Этот длинный морозный день пролетел мигом, потому что я бы хотел ехать так очень долго, все ехать, ехать и ехать без конца, даже сидя. Это было так же прекрасно, как шагать, не неся на плече противотанкового ружья, и знать, что никто нести его не прикажет. Прошли заметенные глухие леса, опять полиловела за окном снежная равнина. Я смотрел в окно, и что-то непривычное, странное было в проплывающих деревушках, уносящихся назад поселках. Я услышал над плечом хриплое дыхание сержанта.
– Светомаскировки нет, – сказал он мне. – Ты понял?

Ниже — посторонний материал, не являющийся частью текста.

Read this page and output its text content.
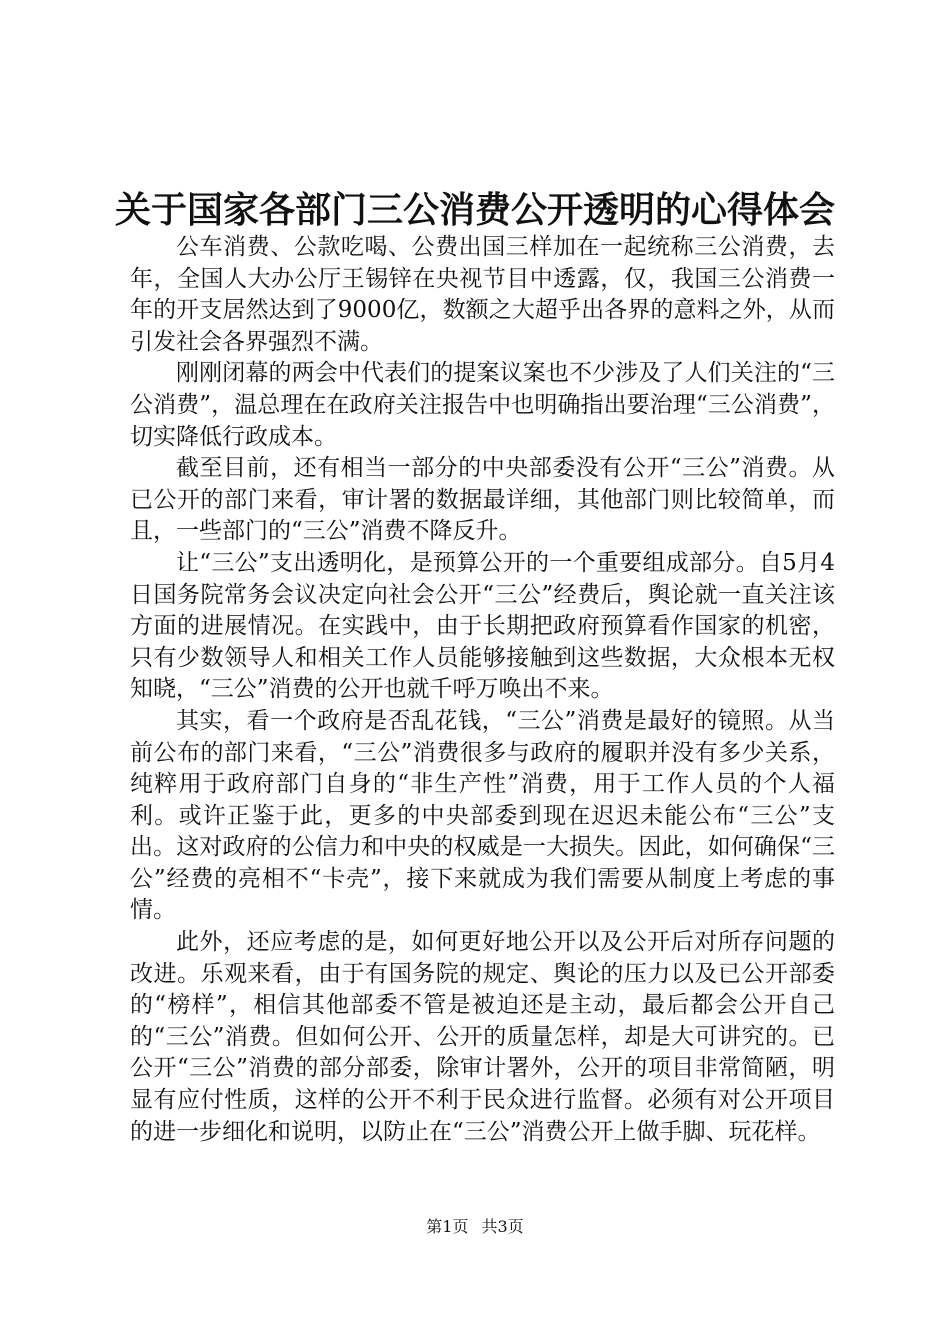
关于国家各部门三公消费公开透明的心得体会

公车消费、公款吃喝、公费出国三样加在一起统称三公消费，去年，全国人大办公厅王锡锌在央视节目中透露，仅，我国三公消费一年的开支居然达到了9000亿，数额之大超乎出各界的意料之外，从而引发社会各界强烈不满。

刚刚闭幕的两会中代表们的提案议案也不少涉及了人们关注的“三公消费”，温总理在在政府关注报告中也明确指出要治理“三公消费”，切实降低行政成本。

截至目前，还有相当一部分的中央部委没有公开“三公”消费。从已公开的部门来看，审计署的数据最详细，其他部门则比较简单，而且，一些部门的“三公”消费不降反升。

让“三公”支出透明化，是预算公开的一个重要组成部分。自5月4日国务院常务会议决定向社会公开“三公”经费后，舆论就一直关注该方面的进展情况。在实践中，由于长期把政府预算看作国家的机密，只有少数领导人和相关工作人员能够接触到这些数据，大众根本无权知晓，“三公”消费的公开也就千呼万唤出不来。

其实，看一个政府是否乱花钱，“三公”消费是最好的镜照。从当前公布的部门来看，“三公”消费很多与政府的履职并没有多少关系，纯粹用于政府部门自身的“非生产性”消费，用于工作人员的个人福利。或许正鉴于此，更多的中央部委到现在迟迟未能公布“三公”支出。这对政府的公信力和中央的权威是一大损失。因此，如何确保“三公”经费的亮相不“卡壳”，接下来就成为我们需要从制度上考虑的事情。

此外，还应考虑的是，如何更好地公开以及公开后对所存问题的改进。乐观来看，由于有国务院的规定、舆论的压力以及已公开部委的“榜样”，相信其他部委不管是被迫还是主动，最后都会公开自己的“三公”消费。但如何公开、公开的质量怎样，却是大可讲究的。已公开“三公”消费的部分部委，除审计署外，公开的项目非常简陋，明显有应付性质，这样的公开不利于民众进行监督。必须有对公开项目的进一步细化和说明，以防止在“三公”消费公开上做手脚、玩花样。

第1页 共3页
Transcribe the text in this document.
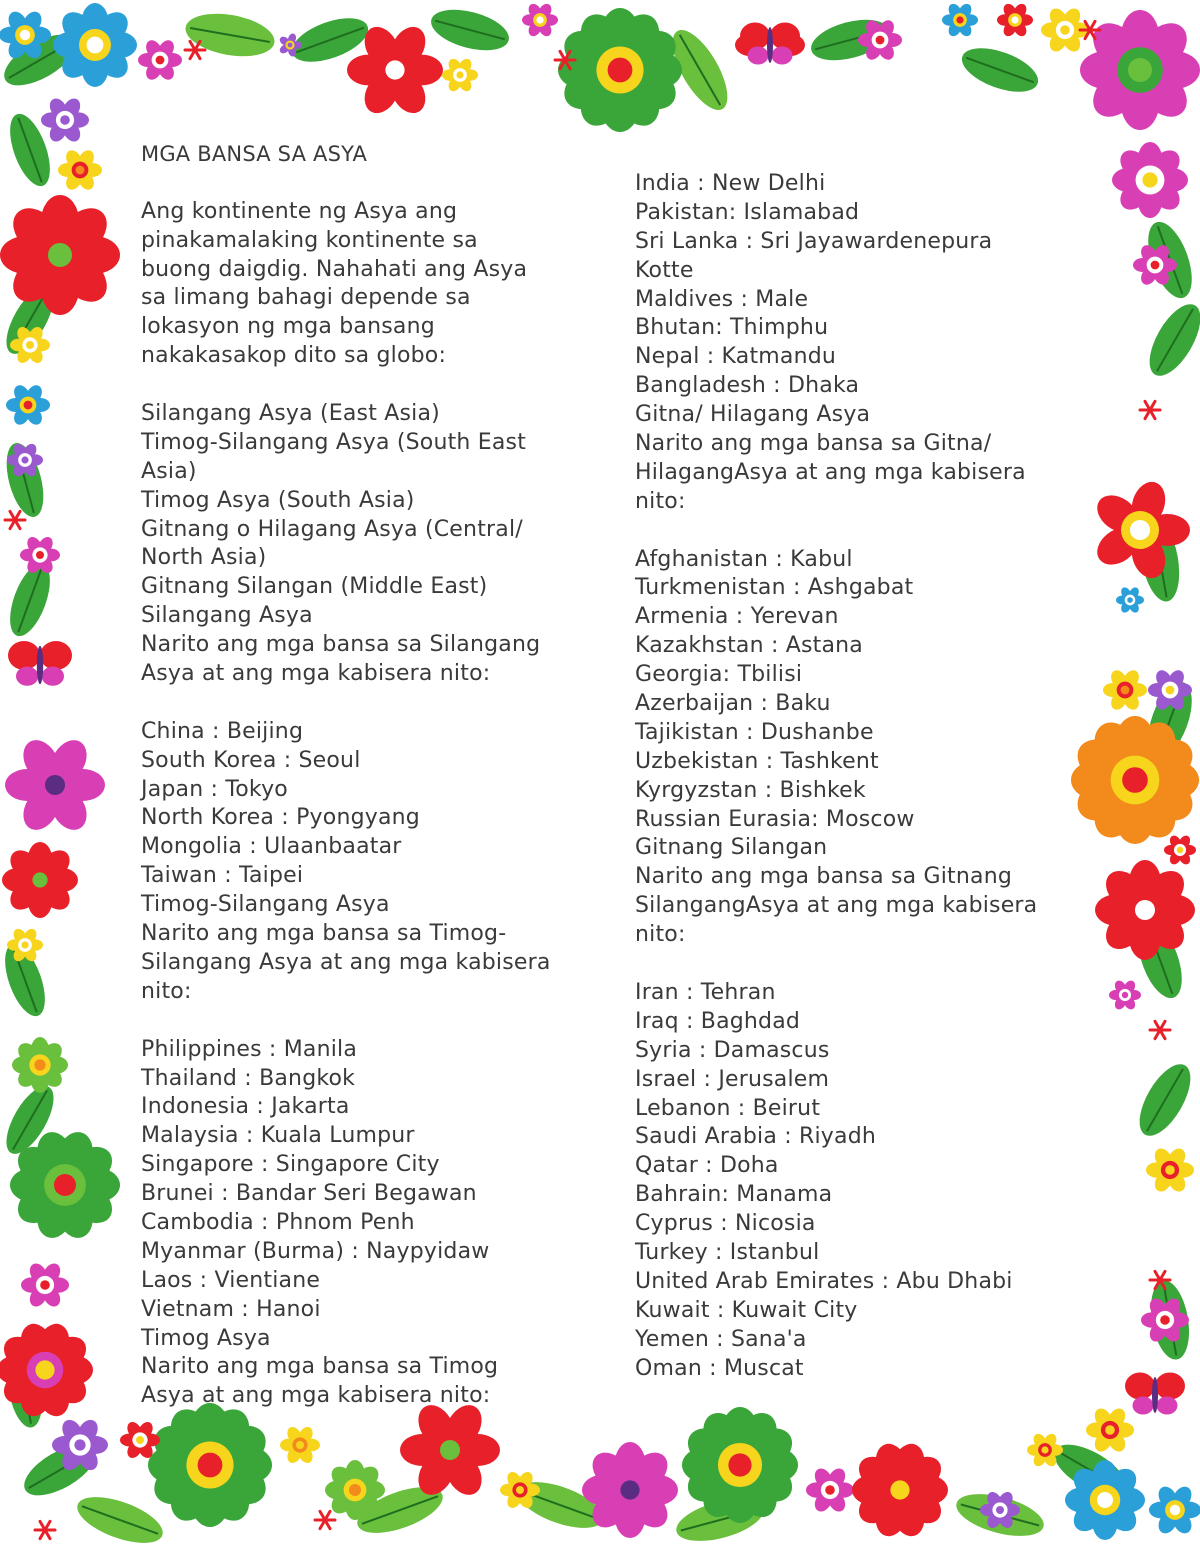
MGA BANSA SA ASYA
Ang kontinente ng Asya ang
pinakamalaking kontinente sa
buong daigdig. Nahahati ang Asya
sa limang bahagi depende sa
lokasyon ng mga bansang
nakakasakop dito sa globo:
Silangang Asya (East Asia)
Timog-Silangang Asya (South East
Asia)
Timog Asya (South Asia)
Gitnang o Hilagang Asya (Central/
North Asia)
Gitnang Silangan (Middle East)
Silangang Asya
Narito ang mga bansa sa Silangang
Asya at ang mga kabisera nito:
China : Beijing
South Korea : Seoul
Japan : Tokyo
North Korea : Pyongyang
Mongolia : Ulaanbaatar
Taiwan : Taipei
Timog-Silangang Asya
Narito ang mga bansa sa Timog-
Silangang Asya at ang mga kabisera
nito:
Philippines : Manila
Thailand : Bangkok
Indonesia : Jakarta
Malaysia : Kuala Lumpur
Singapore : Singapore City
Brunei : Bandar Seri Begawan
Cambodia : Phnom Penh
Myanmar (Burma) : Naypyidaw
Laos : Vientiane
Vietnam : Hanoi
Timog Asya
Narito ang mga bansa sa Timog
Asya at ang mga kabisera nito:
India : New Delhi
Pakistan: Islamabad
Sri Lanka : Sri Jayawardenepura
Kotte
Maldives : Male
Bhutan: Thimphu
Nepal : Katmandu
Bangladesh : Dhaka
Gitna/ Hilagang Asya
Narito ang mga bansa sa Gitna/
HilagangAsya at ang mga kabisera
nito:
Afghanistan : Kabul
Turkmenistan : Ashgabat
Armenia : Yerevan
Kazakhstan : Astana
Georgia: Tbilisi
Azerbaijan : Baku
Tajikistan : Dushanbe
Uzbekistan : Tashkent
Kyrgyzstan : Bishkek
Russian Eurasia: Moscow
Gitnang Silangan
Narito ang mga bansa sa Gitnang
SilangangAsya at ang mga kabisera
nito:
Iran : Tehran
Iraq : Baghdad
Syria : Damascus
Israel : Jerusalem
Lebanon : Beirut
Saudi Arabia : Riyadh
Qatar : Doha
Bahrain: Manama
Cyprus : Nicosia
Turkey : Istanbul
United Arab Emirates : Abu Dhabi
Kuwait : Kuwait City
Yemen : Sana'a
Oman : Muscat
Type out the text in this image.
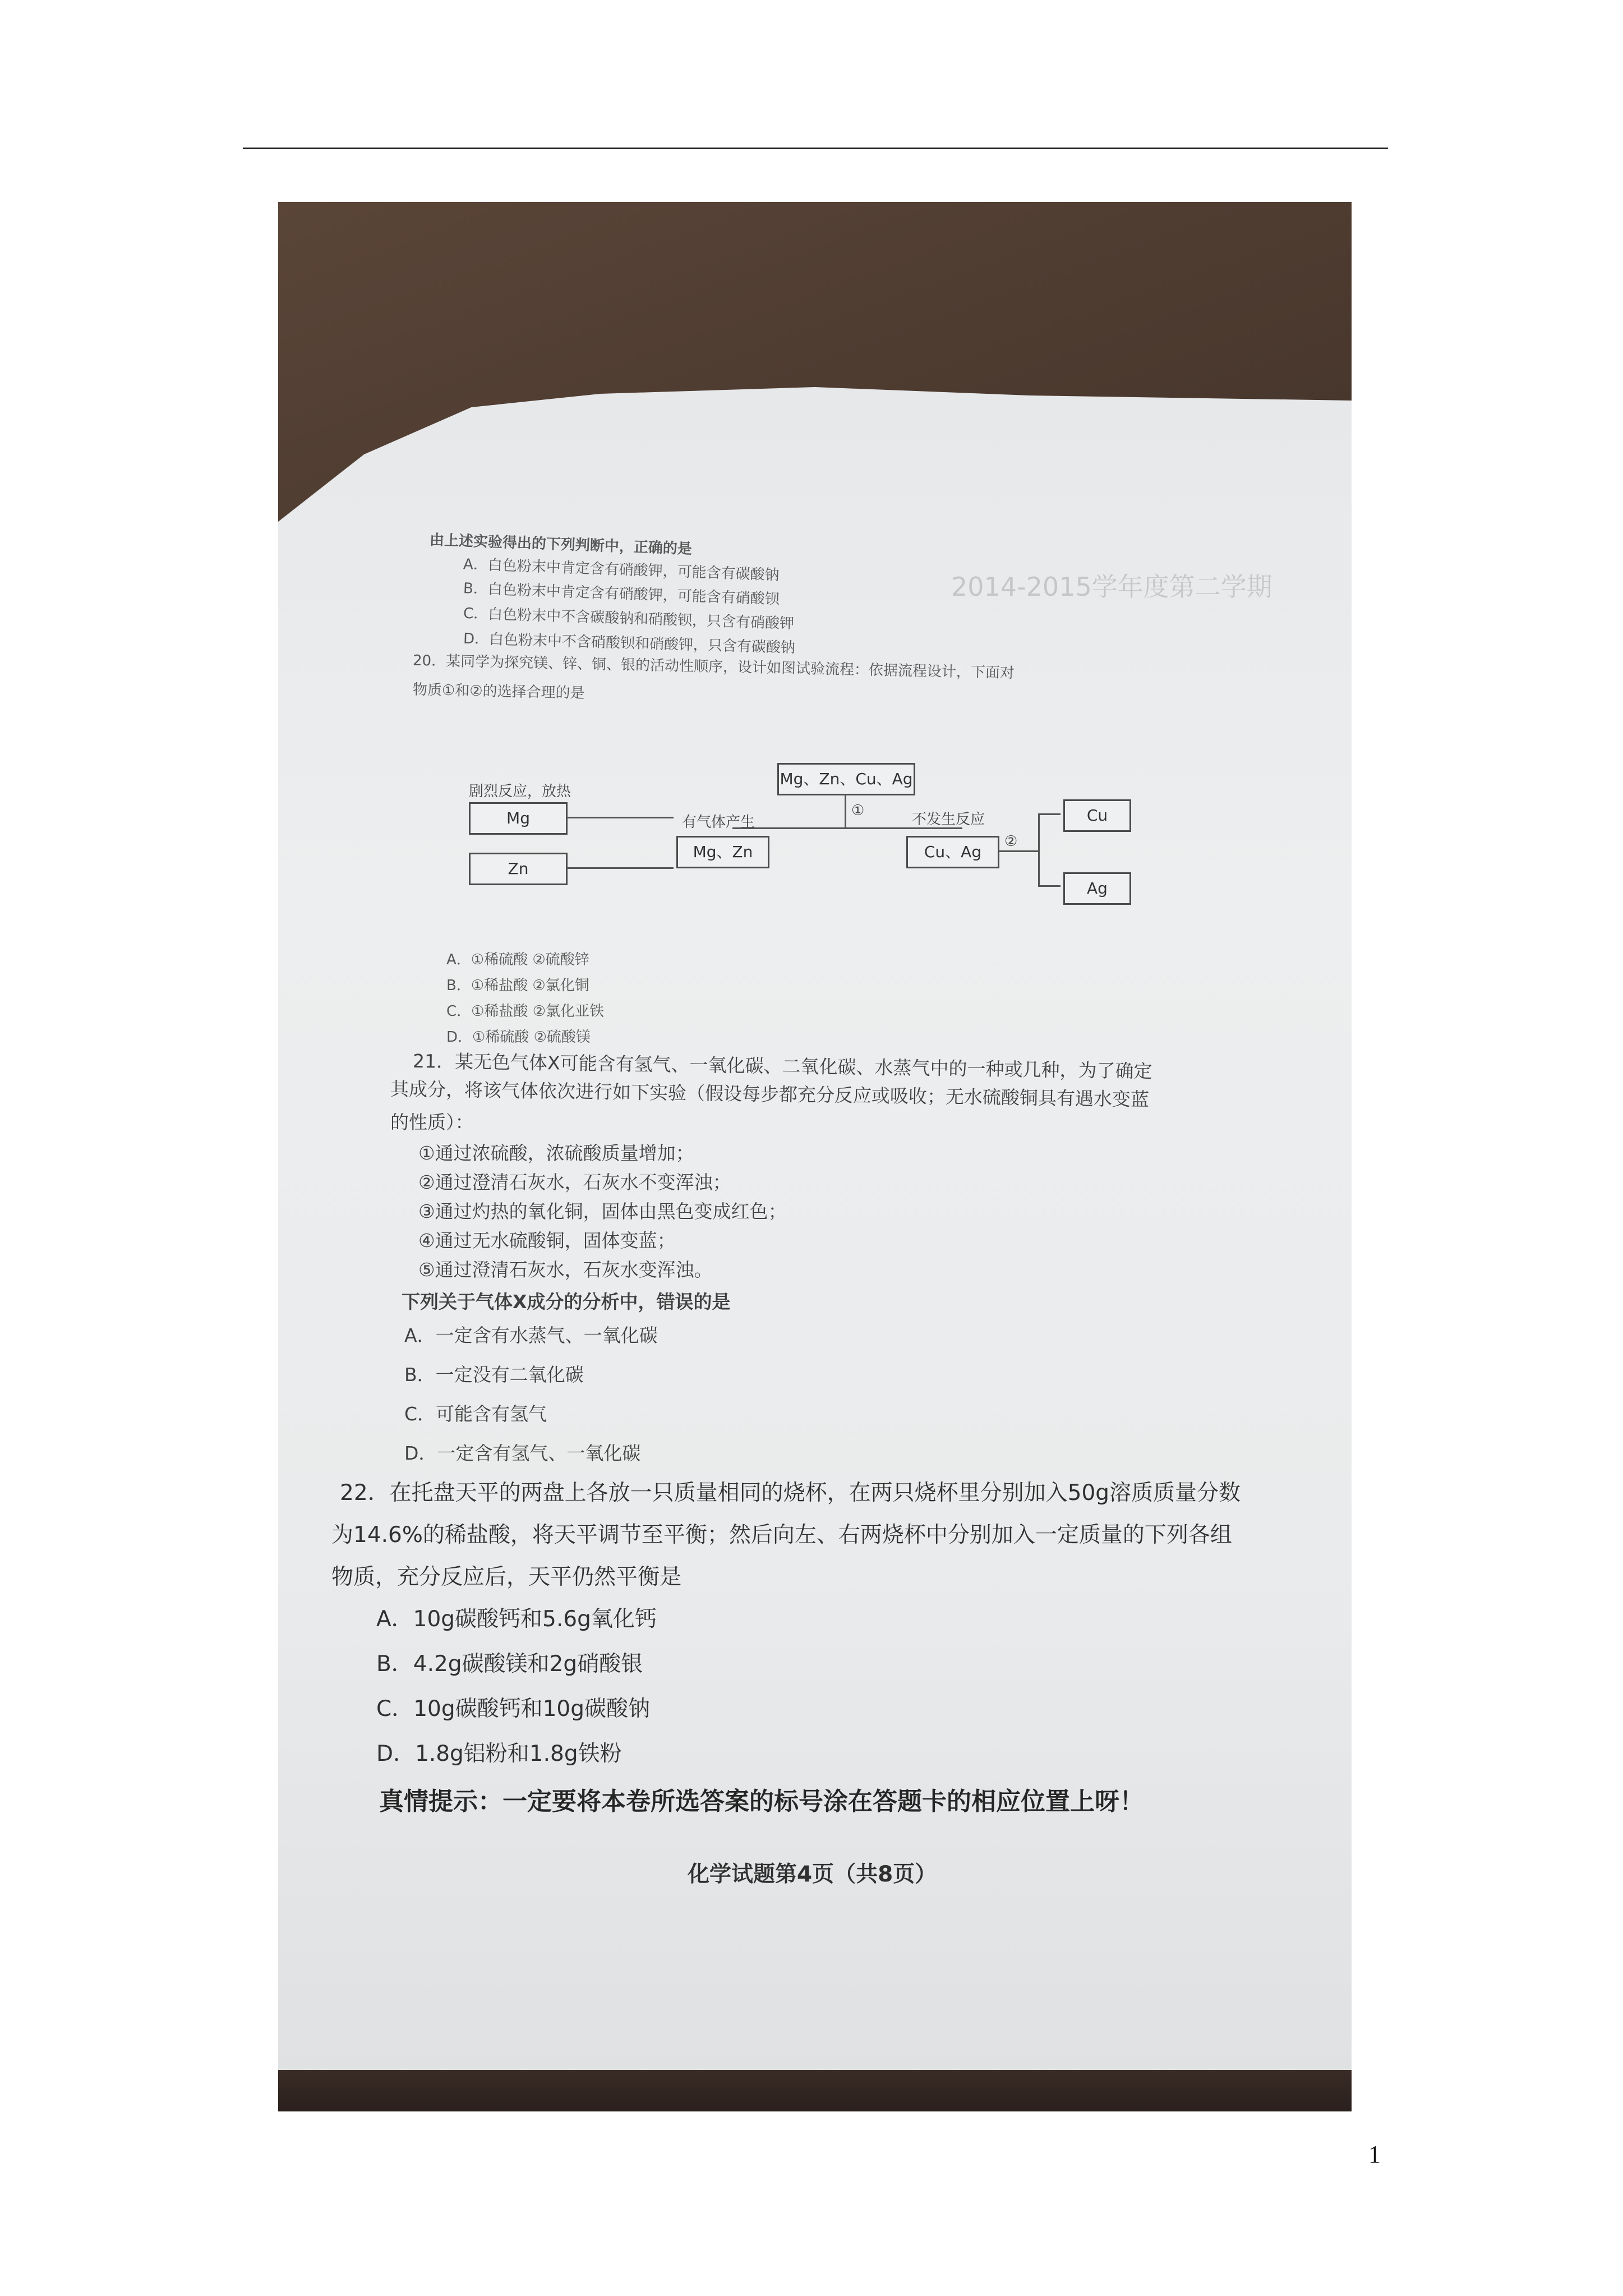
2014-2015学年度第二学期
由上述实验得出的下列判断中，正确的是
A．白色粉末中肯定含有硝酸钾，可能含有碳酸钠
B．白色粉末中肯定含有硝酸钾，可能含有硝酸钡
C．白色粉末中不含碳酸钠和硝酸钡，只含有硝酸钾
D．白色粉末中不含硝酸钡和硝酸钾，只含有碳酸钠
20．某同学为探究镁、锌、铜、银的活动性顺序，设计如图试验流程：依据流程设计，下面对
物质①和②的选择合理的是
Mg、Zn、Cu、Ag
①
有气体产生	不发生反应
Mg、Zn	Cu、Ag
剧烈反应，放热
Mg
Zn
②
Cu
Ag
A．①稀硫酸 ②硫酸锌
B．①稀盐酸 ②氯化铜
C．①稀盐酸 ②氯化亚铁
D．①稀硫酸 ②硫酸镁
21．某无色气体X可能含有氢气、一氧化碳、二氧化碳、水蒸气中的一种或几种，为了确定
其成分，将该气体依次进行如下实验（假设每步都充分反应或吸收；无水硫酸铜具有遇水变蓝
的性质）：
①通过浓硫酸，浓硫酸质量增加；
②通过澄清石灰水，石灰水不变浑浊；
③通过灼热的氧化铜，固体由黑色变成红色；
④通过无水硫酸铜，固体变蓝；
⑤通过澄清石灰水，石灰水变浑浊。
下列关于气体X成分的分析中，错误的是
A．一定含有水蒸气、一氧化碳
B．一定没有二氧化碳
C．可能含有氢气
D．一定含有氢气、一氧化碳
22．在托盘天平的两盘上各放一只质量相同的烧杯，在两只烧杯里分别加入50g溶质质量分数
为14.6%的稀盐酸，将天平调节至平衡；然后向左、右两烧杯中分别加入一定质量的下列各组
物质，充分反应后，天平仍然平衡是
A．10g碳酸钙和5.6g氧化钙
B．4.2g碳酸镁和2g硝酸银
C．10g碳酸钙和10g碳酸钠
D．1.8g铝粉和1.8g铁粉
真情提示：一定要将本卷所选答案的标号涂在答题卡的相应位置上呀！
化学试题第4页（共8页）
1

Да, пусть не такие уж яркие, но мигали огоньки деревень в снежных полях, светясь, выбегали к полотну заводские поселки.
Ночью, тряся за плечо, меня разбудил лейтенант. Горела под потолком свеча в фонаре, все спали.
– Подъем, – сказал лейтенант тихо. – Подъезжаем.
В скудно освещенном, теплом бревенчатом домике станции, где дремало на лавках несколько баб с узлами, ожидая утра, лейтенант первым делом внимательно рассмотрел обратное расписание.
– До Бескудникова далеко, кто знает? – спросил он громко. Бабы зашевелились, а с лавки поднялся мальчишка лет двенадцати, забросил за спину полупустой холщовый мешок.
– Пошли-те, я отведу. – Он явно обрадовался, что нашлись попутчики.
Мороз стоял крепкий, скрип от наших шагов был такой, будто шел взвод. Мы сразу углубились в лес. Слегка отсвечивала накатанная полозьями дорога.